Outro ponto a ser considerado na relação entre religião e política descortinada nos Discorsi é a assertiva maquiaveliana da religião enquanto motivadora do desprezo pelas coisas do mundo, o que gera uma população preocupada somente com o céu, sem fibra para lutar em favor da sua liberdade contra os inimigos. Essa visão, tão comum ao longo da Idade Média, em que a escatologia era vista somente como um além a ser esperado, ainda se faz presente em diversos movimentos cristãos. Assim, a crítica de Maquiavel é totalmente pertinente para diversos segmentos do cristianismo contemporâneo que ainda não revisitou um novo pensamento escatológico desenvolvido pela teologia do século XX e XXI.

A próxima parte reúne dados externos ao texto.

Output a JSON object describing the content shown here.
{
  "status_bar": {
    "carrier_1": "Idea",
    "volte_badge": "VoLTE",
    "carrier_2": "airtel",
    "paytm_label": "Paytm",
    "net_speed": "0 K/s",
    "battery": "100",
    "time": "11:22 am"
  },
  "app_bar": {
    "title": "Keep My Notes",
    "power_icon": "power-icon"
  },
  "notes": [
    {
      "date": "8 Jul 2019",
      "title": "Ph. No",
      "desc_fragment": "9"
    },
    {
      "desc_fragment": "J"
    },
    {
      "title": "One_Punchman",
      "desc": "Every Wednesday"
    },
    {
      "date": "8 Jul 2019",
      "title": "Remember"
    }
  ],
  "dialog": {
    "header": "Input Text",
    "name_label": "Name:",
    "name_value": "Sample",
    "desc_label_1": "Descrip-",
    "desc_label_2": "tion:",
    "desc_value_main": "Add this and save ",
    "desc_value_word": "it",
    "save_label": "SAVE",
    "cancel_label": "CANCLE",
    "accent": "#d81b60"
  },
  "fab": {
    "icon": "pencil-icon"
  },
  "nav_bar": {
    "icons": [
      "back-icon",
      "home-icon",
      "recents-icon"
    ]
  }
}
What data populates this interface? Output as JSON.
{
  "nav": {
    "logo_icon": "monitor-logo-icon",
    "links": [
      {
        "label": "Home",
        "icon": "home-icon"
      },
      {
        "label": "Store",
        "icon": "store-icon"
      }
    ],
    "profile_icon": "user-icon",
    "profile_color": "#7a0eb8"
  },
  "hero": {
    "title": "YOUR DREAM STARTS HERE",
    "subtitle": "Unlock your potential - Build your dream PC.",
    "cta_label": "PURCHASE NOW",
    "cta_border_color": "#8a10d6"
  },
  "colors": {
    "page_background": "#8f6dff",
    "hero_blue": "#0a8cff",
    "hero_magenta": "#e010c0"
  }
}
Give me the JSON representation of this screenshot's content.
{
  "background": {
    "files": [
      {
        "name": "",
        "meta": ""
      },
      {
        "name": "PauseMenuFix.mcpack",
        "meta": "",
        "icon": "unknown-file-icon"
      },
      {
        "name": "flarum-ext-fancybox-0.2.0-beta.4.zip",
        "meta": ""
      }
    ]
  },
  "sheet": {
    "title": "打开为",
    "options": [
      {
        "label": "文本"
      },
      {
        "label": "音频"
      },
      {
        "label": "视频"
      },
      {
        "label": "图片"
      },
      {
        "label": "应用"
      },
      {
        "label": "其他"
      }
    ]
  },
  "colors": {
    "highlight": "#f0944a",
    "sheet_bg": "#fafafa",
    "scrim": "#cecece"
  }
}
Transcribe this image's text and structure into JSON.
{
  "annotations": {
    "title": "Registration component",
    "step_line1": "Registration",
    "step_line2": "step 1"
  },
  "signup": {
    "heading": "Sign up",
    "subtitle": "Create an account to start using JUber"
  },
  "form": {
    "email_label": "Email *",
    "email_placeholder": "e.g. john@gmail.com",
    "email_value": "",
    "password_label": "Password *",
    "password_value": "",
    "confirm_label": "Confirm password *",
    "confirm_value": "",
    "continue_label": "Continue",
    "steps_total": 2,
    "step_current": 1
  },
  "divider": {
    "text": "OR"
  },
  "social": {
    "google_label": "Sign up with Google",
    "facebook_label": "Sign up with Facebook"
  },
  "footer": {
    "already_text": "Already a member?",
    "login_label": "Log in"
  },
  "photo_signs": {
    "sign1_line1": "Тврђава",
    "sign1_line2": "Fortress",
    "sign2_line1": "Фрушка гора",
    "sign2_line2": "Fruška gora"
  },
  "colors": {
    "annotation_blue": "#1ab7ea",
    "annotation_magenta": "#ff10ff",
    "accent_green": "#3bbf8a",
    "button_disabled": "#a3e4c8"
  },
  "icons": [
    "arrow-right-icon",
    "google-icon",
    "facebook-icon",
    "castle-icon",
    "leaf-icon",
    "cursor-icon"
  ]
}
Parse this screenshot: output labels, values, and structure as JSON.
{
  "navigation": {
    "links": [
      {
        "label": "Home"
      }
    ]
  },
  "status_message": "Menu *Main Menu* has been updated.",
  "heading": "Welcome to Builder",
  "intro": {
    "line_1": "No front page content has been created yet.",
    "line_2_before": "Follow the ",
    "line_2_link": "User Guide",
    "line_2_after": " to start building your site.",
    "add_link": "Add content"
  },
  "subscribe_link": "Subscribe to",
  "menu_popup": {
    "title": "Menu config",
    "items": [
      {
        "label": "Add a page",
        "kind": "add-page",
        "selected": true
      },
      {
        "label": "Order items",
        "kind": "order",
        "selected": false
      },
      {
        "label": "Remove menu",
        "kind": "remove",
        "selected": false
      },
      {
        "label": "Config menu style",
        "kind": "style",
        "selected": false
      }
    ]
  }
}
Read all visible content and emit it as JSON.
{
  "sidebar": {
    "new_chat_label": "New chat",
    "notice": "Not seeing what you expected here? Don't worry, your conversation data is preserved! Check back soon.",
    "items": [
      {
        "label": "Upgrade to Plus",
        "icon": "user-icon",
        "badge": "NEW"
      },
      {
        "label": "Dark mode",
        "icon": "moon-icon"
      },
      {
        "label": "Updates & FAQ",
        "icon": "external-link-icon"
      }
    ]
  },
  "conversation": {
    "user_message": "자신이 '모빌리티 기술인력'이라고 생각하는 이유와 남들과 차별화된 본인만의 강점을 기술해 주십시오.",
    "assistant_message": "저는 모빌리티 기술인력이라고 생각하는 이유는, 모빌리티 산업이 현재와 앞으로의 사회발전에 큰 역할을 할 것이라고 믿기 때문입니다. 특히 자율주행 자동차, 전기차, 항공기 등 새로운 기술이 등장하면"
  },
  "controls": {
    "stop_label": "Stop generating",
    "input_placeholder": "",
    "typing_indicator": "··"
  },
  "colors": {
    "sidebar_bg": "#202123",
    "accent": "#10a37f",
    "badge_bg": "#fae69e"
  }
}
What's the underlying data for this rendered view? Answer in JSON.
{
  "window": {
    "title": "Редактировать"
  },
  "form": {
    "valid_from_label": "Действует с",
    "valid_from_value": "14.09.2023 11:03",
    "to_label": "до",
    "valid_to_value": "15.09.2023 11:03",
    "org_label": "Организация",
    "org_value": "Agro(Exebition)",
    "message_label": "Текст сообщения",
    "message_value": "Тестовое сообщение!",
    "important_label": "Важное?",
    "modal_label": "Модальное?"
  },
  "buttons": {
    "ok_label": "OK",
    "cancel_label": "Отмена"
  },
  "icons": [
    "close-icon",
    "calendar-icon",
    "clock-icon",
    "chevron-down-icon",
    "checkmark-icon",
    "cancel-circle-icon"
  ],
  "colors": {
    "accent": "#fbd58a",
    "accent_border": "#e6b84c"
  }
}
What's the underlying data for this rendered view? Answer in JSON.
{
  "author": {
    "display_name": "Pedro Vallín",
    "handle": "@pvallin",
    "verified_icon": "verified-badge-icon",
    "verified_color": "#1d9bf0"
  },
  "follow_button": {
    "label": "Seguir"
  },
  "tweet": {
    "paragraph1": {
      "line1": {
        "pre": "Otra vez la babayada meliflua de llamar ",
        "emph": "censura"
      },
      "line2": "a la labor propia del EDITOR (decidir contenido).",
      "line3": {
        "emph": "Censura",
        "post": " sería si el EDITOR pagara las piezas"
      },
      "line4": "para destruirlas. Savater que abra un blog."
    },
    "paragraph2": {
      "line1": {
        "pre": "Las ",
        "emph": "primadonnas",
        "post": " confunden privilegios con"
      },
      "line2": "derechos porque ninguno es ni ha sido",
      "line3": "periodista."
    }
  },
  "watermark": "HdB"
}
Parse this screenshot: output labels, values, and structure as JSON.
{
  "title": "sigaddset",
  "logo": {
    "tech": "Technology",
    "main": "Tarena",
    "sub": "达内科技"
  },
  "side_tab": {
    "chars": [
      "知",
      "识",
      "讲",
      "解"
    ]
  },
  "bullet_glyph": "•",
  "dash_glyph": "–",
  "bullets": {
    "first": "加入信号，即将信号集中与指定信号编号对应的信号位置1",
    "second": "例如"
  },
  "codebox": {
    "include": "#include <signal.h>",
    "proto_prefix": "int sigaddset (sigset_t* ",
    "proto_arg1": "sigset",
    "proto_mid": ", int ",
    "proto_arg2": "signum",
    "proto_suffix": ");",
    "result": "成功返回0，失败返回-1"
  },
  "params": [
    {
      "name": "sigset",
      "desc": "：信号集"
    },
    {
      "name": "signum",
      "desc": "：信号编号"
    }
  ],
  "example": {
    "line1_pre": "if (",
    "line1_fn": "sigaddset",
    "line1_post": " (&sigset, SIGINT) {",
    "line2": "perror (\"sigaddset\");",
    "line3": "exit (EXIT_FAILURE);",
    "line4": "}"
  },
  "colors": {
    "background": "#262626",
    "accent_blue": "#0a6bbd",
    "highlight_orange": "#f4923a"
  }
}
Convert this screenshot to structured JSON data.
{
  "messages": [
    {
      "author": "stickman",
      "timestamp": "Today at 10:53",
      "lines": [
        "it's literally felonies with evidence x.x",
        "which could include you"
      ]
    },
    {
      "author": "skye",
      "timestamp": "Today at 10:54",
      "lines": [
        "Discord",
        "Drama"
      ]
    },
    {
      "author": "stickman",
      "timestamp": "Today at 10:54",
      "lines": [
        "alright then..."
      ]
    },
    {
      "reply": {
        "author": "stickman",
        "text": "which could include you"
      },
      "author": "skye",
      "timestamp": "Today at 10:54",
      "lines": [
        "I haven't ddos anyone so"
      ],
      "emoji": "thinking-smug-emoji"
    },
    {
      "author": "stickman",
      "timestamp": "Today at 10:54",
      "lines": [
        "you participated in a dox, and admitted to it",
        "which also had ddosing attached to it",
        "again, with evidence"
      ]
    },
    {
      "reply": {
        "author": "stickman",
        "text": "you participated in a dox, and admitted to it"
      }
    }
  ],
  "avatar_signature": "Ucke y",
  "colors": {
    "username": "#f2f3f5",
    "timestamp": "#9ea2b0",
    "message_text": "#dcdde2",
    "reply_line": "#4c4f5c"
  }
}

Por último, consideramos interessante o fato de Maquiavel considerar a religião como coisa pequena responsável pela manutenção da união de uma determinada sociedade. Sem querer transformar Maquiavel em um teólogo do século XVI, impossível não relacionar esse trecho com a parábola de Jesus em que compara o Reino de Deus como semente de mostarda que, sendo a menor de todas as sementes, ao crescer, torna-se lugar onde os pássaros fazem seus ninhos.

Assim, mesmo considerada como pequena por Maquiavel é a religião em seus diversos ritos que possibilita a confiança por parte daqueles que podem garantir a sobrevivência da cidade, a saber, os soldados. Nesse sentido, Maquiavel reconhece o poder da religião para a vida política e a relação entre esta e aquela se torna imprescindível de ser bem administrada na cidade.

[1] CUTINELLI-RENDINA, Emanuele. Église et religion chez Machiavel. In: GAILLE-NIKODIMOV, Marie; MÉNISSIER, Thierry (ed). Lectures de Machiavel. Paris: Elipses, 2006, p. 213.

[2] BROWN, Alisson. Philosophy and religion in Machiavelli. In: NAJEMY, John M. (ed.), The Cambridge Companion to Machiavelli. London: Cambridge University Press, 2010, p.157-169.